Dentro de cada classe de ativos, existem diferentes tipos ou categorias de ativos. Por exemplo, há ações mais defensivas e mais agressivas, ações que tendem a pagar mais ou menos dividendos etc. Títulos podem ser emitidos pelo governo ou por empresas, podem ser pré ou pós fixados, de curto ou longo prazo, pagar ou não cupons periódicos e assim por diante.

Definidas as classes de ativos, é preciso tomar decisões quanto à alocação de ativos. Em primeiro lugar, o investidor precisa determinar se seguirá um modelo de alocação passiva, no qual as proporções de cada classe de ativo são pré-definidas e mantidas fixas ao longo do tempo, ou um modelo de alocação ativa, no qual as proporções são alteradas com o intuito de capturar retornos maiores de acordo com algum tipo de previsão sobre o desempenho futuro das classes de ativos. Existe uma longa discussão sobre este assunto, ligada ao conceito acadêmico do mercado eficiente. Em um mercado eficiente, não é possível em geral superar consistentemente o desempenho agregado do mercado. Neste caso, a decisão mais racional é a de seguir uma carteira que represente da melhor maneira possível o mercado. A evidência acadêmica aponta que os gestores ativos, em geral, performam abaixo de gestores passivos que apenas seguem alocações fixas. Em geral, o investimento ativo está associado a taxas e custos mais altos, o que também contribui para deteriorar os resultados. Isto não significa que não existam gestores ativos capazes de obter retornos consistentes.
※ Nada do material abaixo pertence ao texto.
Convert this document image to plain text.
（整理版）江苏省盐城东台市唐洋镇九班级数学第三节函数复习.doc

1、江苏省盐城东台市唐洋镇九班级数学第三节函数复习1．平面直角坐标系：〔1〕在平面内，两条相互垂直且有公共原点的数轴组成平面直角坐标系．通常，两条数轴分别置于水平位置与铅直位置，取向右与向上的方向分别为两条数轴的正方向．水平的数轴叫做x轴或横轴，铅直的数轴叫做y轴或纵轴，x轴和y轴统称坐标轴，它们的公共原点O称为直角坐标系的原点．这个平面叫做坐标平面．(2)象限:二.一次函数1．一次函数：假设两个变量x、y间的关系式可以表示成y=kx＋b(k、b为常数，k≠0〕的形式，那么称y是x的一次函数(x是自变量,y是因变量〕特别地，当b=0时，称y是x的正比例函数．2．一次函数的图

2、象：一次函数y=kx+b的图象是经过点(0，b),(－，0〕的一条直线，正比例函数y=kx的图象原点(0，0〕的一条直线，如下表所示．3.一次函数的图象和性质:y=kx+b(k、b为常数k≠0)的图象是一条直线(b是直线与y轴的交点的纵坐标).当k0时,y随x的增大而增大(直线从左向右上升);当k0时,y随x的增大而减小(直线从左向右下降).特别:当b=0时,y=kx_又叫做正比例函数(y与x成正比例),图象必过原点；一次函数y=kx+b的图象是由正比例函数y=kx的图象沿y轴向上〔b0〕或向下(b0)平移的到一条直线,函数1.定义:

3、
O próximo passo é definir a alocação de ativos da carteira. Isto significa definir a proporção (%) de cada classe de ativo na carteira. Existem diversas maneiras de fazer isto, desde escolhas subjetivas baseadas no perfil de investimento, até sofisticados cálculos para encontrar uma carteira otimizada, como por exemplo o que descrevo neste post sobre otimização de uma carteira de ações.

Um outro ponto a considerar é que tipo de produtos utilizar para obter exposição a cada classe de ativo, e quais os custos envolvidos. Por exemplo, é possível ter exposição a ações através de pelo menos 3 métodos: 1. comprando ações de empresas individuais através de uma corretora; 2. comprando ETFs através de uma corretora; e 3. comprando cotas de fundos de ações através de uma corretora, banco ou gestor de recursos. No primeiro caso, alguns dos custos envolvidos são: taxa de corretagem, emolumentos, spread de compra/venda (ver também este post). No segundo caso, além destes custos há também a taxa de administração do ETF. No terceiro caso, é necessário pagar a taxa de administração e em alguns casos, de performance do fundo. Além disso, os impostos cobrados em cima de tipos de produtos pode ser diferente. Por exemplo, LCIs e LCAs são isentos de impostos, enquanto CDBs não são.

4. Implementação da Estratégia de Investimento

Definida a estratégia de investimento, é hora de implementá-la. Isto envolve executar a compra dos produtos escolhidos para alcançar a alocação desejada. Conforme vimos acima, isto pode envolver uma combinação de produtos que estão disponíveis através de diferentes instituições como bancos, corretoras, gestores de recurso etc. O número de opções, mesmo no Brasil, é muito alto. Por exemplo, existiam no final de 2013 mais de 14 mil fundos de investimento. Esta grande oferta de produtos também vem acompanhada de grande variabilidade nos custos. Por exemplo, um fundo de ações comum pode ter taxas de administração variando de algo próximo de 0% até 4%. O mesmo pode ser dito sobre o custo de comprar e vender ações individuais através de uma corretora. Portanto é importante avaliar com cuidado todos os custos envolvidos.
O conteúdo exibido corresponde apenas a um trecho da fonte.